Taylor's fall from grace a cautionary tale
Posted March 3, 2012
If you followed baseball at all in 1991, you heard of Brien Taylor.
The number one pick overall in that year’s draft, Taylor was supposed to be the next great Yankees pitcher.
Lefty Gomez, Whitey Ford, Ron Guidry... and Brien Taylor – that’s how it was supposed to read.
But now, two decades later, Taylor’s not preparing for a trip to Cooperstown. He’s sitting in jail – facing charges of cocaine trafficking. Instead of Yankee pinstripes, he’s wearing an orange prison jumpsuit.
It’s a sad chapter in a story of what could have been. Taylor had “can’t-miss” talent.

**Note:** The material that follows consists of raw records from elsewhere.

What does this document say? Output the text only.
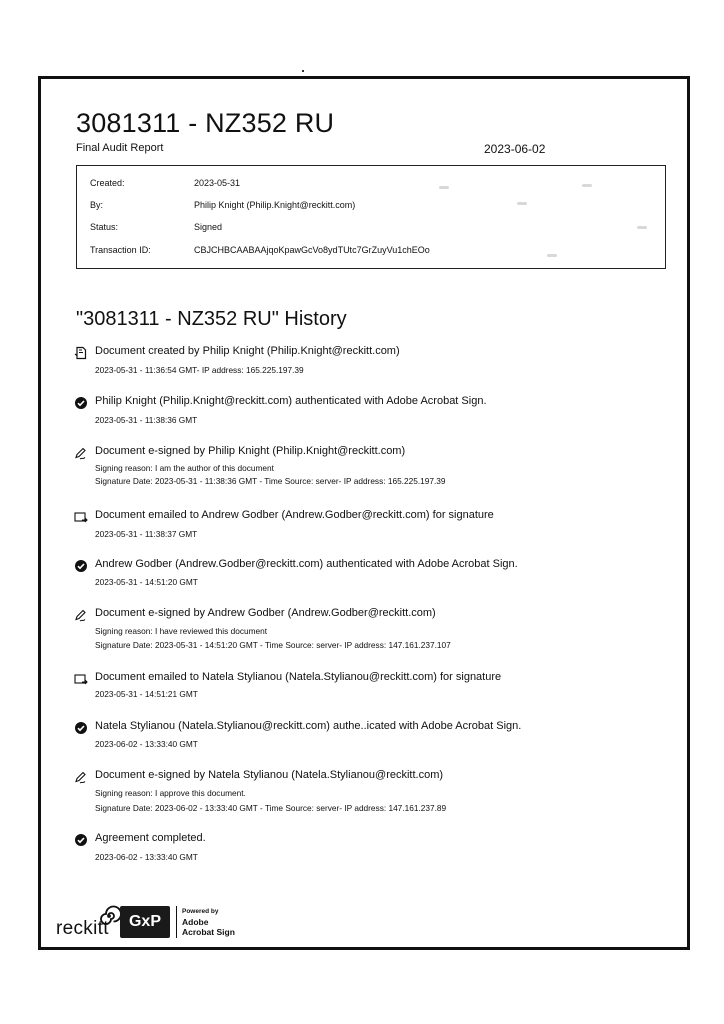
3081311 - NZ352 RU
Final Audit Report	2023-06-02
Created:	2023-05-31
By:	Philip Knight (Philip.Knight@reckitt.com)
Status:	Signed
Transaction ID:	CBJCHBCAABAAjqoKpawGcVo8ydTUtc7GrZuyVu1chEOo
"3081311 - NZ352 RU" History
Document created by Philip Knight (Philip.Knight@reckitt.com)
2023-05-31 - 11:36:54 GMT- IP address: 165.225.197.39
Philip Knight (Philip.Knight@reckitt.com) authenticated with Adobe Acrobat Sign.
2023-05-31 - 11:38:36 GMT
Document e-signed by Philip Knight (Philip.Knight@reckitt.com)
Signing reason: I am the author of this document
Signature Date: 2023-05-31 - 11:38:36 GMT - Time Source: server- IP address: 165.225.197.39
Document emailed to Andrew Godber (Andrew.Godber@reckitt.com) for signature
2023-05-31 - 11:38:37 GMT
Andrew Godber (Andrew.Godber@reckitt.com) authenticated with Adobe Acrobat Sign.
2023-05-31 - 14:51:20 GMT
Document e-signed by Andrew Godber (Andrew.Godber@reckitt.com)
Signing reason: I have reviewed this document
Signature Date: 2023-05-31 - 14:51:20 GMT - Time Source: server- IP address: 147.161.237.107
Document emailed to Natela Stylianou (Natela.Stylianou@reckitt.com) for signature
2023-05-31 - 14:51:21 GMT
Natela Stylianou (Natela.Stylianou@reckitt.com) authe..icated with Adobe Acrobat Sign.
2023-06-02 - 13:33:40 GMT
Document e-signed by Natela Stylianou (Natela.Stylianou@reckitt.com)
Signing reason: I approve this document.
Signature Date: 2023-06-02 - 13:33:40 GMT - Time Source: server- IP address: 147.161.237.89
Agreement completed.
2023-06-02 - 13:33:40 GMT
reckitt	GxP
Powered by
Adobe
Acrobat Sign
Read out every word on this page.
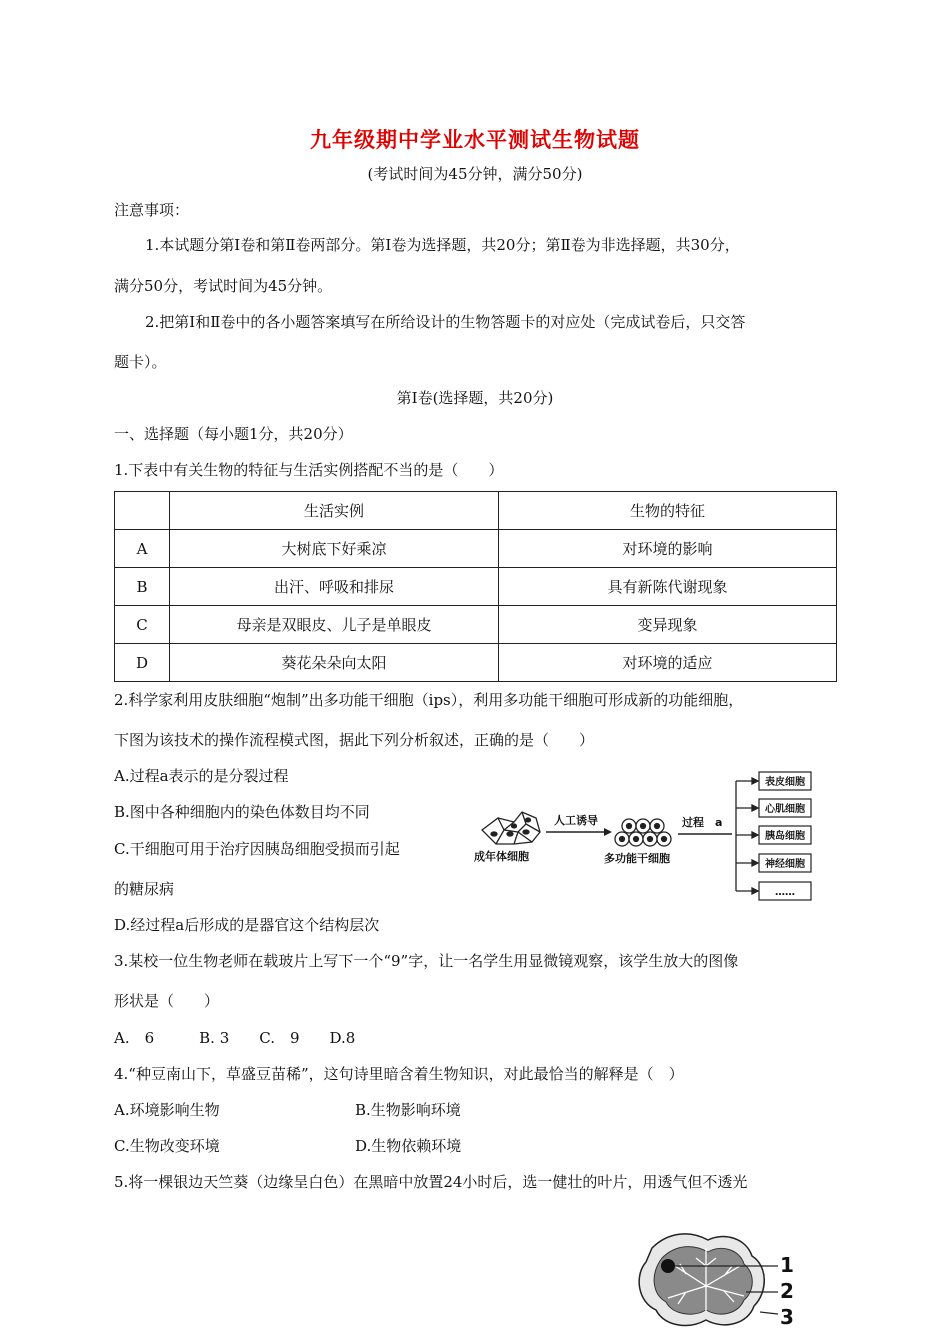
九年级期中学业水平测试生物试题
(考试时间为45分钟，满分50分)
注意事项：
1.本试题分第Ⅰ卷和第Ⅱ卷两部分。第Ⅰ卷为选择题，共20分；第Ⅱ卷为非选择题，共30分，
满分50分，考试时间为45分钟。
2.把第Ⅰ和Ⅱ卷中的各小题答案填写在所给设计的生物答题卡的对应处（完成试卷后，只交答
题卡）。
第Ⅰ卷(选择题，共20分)
一、选择题（每小题1分，共20分）
1.下表中有关生物的特征与生活实例搭配不当的是（　　）
	生活实例	生物的特征
A	大树底下好乘凉	对环境的影响
B	出汗、呼吸和排尿	具有新陈代谢现象
C	母亲是双眼皮、儿子是单眼皮	变异现象
D	葵花朵朵向太阳	对环境的适应
2.科学家利用皮肤细胞“炮制”出多功能干细胞（ips），利用多功能干细胞可形成新的功能细胞，
下图为该技术的操作流程模式图，据此下列分析叙述，正确的是（　　）
A.过程a表示的是分裂过程
B.图中各种细胞内的染色体数目均不同
C.干细胞可用于治疗因胰岛细胞受损而引起
的糖尿病
D.经过程a后形成的是器官这个结构层次
成年体细胞
人工诱导
多功能干细胞
过程　a
表皮细胞
心肌细胞
胰岛细胞
神经细胞
……
3.某校一位生物老师在载玻片上写下一个“9”字，让一名学生用显微镜观察，该学生放大的图像
形状是（　　）
A.　6　　　B. 3　　C.　9　　D.8
4.“种豆南山下，草盛豆苗稀”，这句诗里暗含着生物知识，对此最恰当的解释是（　）
A.环境影响生物	B.生物影响环境
C.生物改变环境	D.生物依赖环境
5.将一棵银边天竺葵（边缘呈白色）在黑暗中放置24小时后，选一健壮的叶片，用透气但不透光
1
2
3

I remember sitting at a college baseball game that summer, and striking up a conversation with a big league scout. I asked him about Taylor, and he simply shook his head. “There’s nothing to scout,” he said. Then he described the best high school pitcher he’d ever seen.
Taylor received a then-record signing bonus of $1.55 million from the Yankees, the result of a tense negotiation during which he threatened to enroll at Louisburg Junior College if the Yankees didn’t cave.
They caved. And Taylor seemed to be on his way until he injured his shoulder in a bar fight. He was never the same pitcher, and a can’t-miss career missed.
Nearly a dozen years ago, I got in touch with Taylor for a story. He was working in Raleigh, taking classes at a community college, and playing in an amateur baseball league “for the love of the game.”
He didn’t seem bitter. Actually, he came across as a man at peace with the hand he had been dealt. He told me he had invested his signing bonus, and was living comfortably.
A few years later, Taylor was back at home in Beaufort. He was living with his parents, and things didn’t appear to be going as well..
And now this...
There’s something especially poignant when a person who has everything going for them loses it all. Taylor was on top of the world in 1991, bound for stardom. Now it’s all gone.
We can all learn a lesson from this: Never take anything for granted, and always remember every action has a consequence. We need only look at Brien Taylor to remember that.